Well, have we reached peak Sturgeon?
Until Monday I had thought of the First Minister as the most influential politician in Britain, as many Scots do.
In fact, I’d been counting on it, hoping a timely intervention by her in the EU referendum campaign, an appeal to people across the British Isles to stay in, would do the job on crucial parts of the electorate the sleeping Labour party cannot summon to the polls.
I think I was wrong. In Sturgeon’s first intervention in the EU campaign, a speech in London on Monday, she displayed the limits of her appeal. She went on to show the limits of her ambition.
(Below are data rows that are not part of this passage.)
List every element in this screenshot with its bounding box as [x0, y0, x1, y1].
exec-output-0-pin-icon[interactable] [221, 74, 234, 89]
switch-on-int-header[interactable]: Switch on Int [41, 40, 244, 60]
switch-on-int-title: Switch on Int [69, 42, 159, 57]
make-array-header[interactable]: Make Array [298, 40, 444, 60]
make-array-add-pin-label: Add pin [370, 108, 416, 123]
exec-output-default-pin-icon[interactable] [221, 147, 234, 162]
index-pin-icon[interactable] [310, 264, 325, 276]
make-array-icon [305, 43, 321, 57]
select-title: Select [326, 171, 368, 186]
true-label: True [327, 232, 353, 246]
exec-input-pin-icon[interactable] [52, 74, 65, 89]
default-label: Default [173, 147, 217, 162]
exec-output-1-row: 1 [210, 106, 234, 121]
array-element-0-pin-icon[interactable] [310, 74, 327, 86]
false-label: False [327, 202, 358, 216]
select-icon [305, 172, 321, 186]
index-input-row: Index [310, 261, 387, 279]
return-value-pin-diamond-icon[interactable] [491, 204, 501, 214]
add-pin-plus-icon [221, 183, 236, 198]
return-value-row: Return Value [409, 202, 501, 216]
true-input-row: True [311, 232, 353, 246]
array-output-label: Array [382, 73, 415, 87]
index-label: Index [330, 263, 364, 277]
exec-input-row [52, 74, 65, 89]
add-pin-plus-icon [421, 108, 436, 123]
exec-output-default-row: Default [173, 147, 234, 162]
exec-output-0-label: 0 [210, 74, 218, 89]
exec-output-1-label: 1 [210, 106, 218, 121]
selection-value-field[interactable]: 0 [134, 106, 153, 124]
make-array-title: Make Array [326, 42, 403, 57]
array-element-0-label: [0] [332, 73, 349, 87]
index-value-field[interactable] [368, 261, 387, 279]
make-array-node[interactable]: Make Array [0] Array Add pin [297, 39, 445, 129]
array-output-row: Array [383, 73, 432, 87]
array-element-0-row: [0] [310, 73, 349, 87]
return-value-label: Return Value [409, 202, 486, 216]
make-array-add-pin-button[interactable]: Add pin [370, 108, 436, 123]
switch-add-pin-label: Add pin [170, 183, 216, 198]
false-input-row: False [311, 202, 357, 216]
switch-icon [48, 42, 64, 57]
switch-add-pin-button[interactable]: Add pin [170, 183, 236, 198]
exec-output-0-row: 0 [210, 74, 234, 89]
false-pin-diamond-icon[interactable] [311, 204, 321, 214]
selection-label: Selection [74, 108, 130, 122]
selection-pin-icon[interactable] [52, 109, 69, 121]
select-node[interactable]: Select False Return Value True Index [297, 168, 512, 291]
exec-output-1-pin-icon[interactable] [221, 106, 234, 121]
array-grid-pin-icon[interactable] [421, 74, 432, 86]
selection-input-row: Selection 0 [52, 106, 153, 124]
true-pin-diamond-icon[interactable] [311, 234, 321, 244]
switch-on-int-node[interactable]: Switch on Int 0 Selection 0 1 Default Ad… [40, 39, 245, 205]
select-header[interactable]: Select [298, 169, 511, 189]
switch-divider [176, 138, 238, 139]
Of course in Scotland, where the leader can say anything without fear of contradiction, she marches on with 60 per cent of the vote.
But on a UK-wide platform she is being viewed differently now, and she’s aware of it.
The first thing the FM had to do on Monday was explain how, from a Scottish nationalist point of view, sharing and pooling power in the European Union is a good thing, though maintaining sharing and pooling in a United Kingdom is not.
You know, it didn’t work. Palpably, in the arm-crossed rows of the audience at the Resolution Foundation speech it didn’t work.
All day afterwards it didn’t work, as people with no connection to politics questioned me on Sturgeon’s doublethink of EU good, UK bad.
Sturgeon said it was a “misconception” that a nationalist couldn’t be in favour of pooling and sharing sovereignty, after all 28 independent nations in the EU do it. Yet Londoners saw it as a contradiction, the Sturgeon paradox.
Sturgeon made a perfectly reasonable social democratic case for the EU, I liked the architectural reference to the blitzed and restored roof of the church hall she made the speech in. Her trouble, and her limit, is that she is seen as a nationalist first, a social democrat second.
And there was a heavier irony in her speech. Here was the western European politician who has reaped the most from anti-politics trying to stem the tide.
Essentially her pro-EU message is telling the unleashed forces that have consigned everything from Scottish Labour to the Bush dynasty to the political dustbowl, to go no further. Here was Britain’s most revolutionary politician in defence of the established order.
It is tribute to her skills that she continues as an insurgent while living within another Sturgeon paradox.
We know a Brexit is the first bus to a Scottish independence referendum but Sturgeon made it crystal clear she would not welcome one in the wake of the UK leaving the EU.
She needs this vote to go for Europe. Otherwise we would be propelled into an unbalanced, German-dominated EU in which Scots would face the choice of being governed from Britain or Berlin.
Sturgeon cannot afford a second referendum now because she knows she’d lose.
The risk-taker in Salmond would pounce at a second go; Sturgeon shows extreme caution on everything from the constitution to the council tax.
She’s radical in one respect. The FM makes a well-finessed case for immigration, and Scotland needs more immigrants.
How far she can push that argument before an immigrant-averse electorate push back I do not know.
But I hope, like Merkel, she is willing to burn some political fuel confronting voters on the issue, because few other politicians show much courage when facing that uncomfortable truth.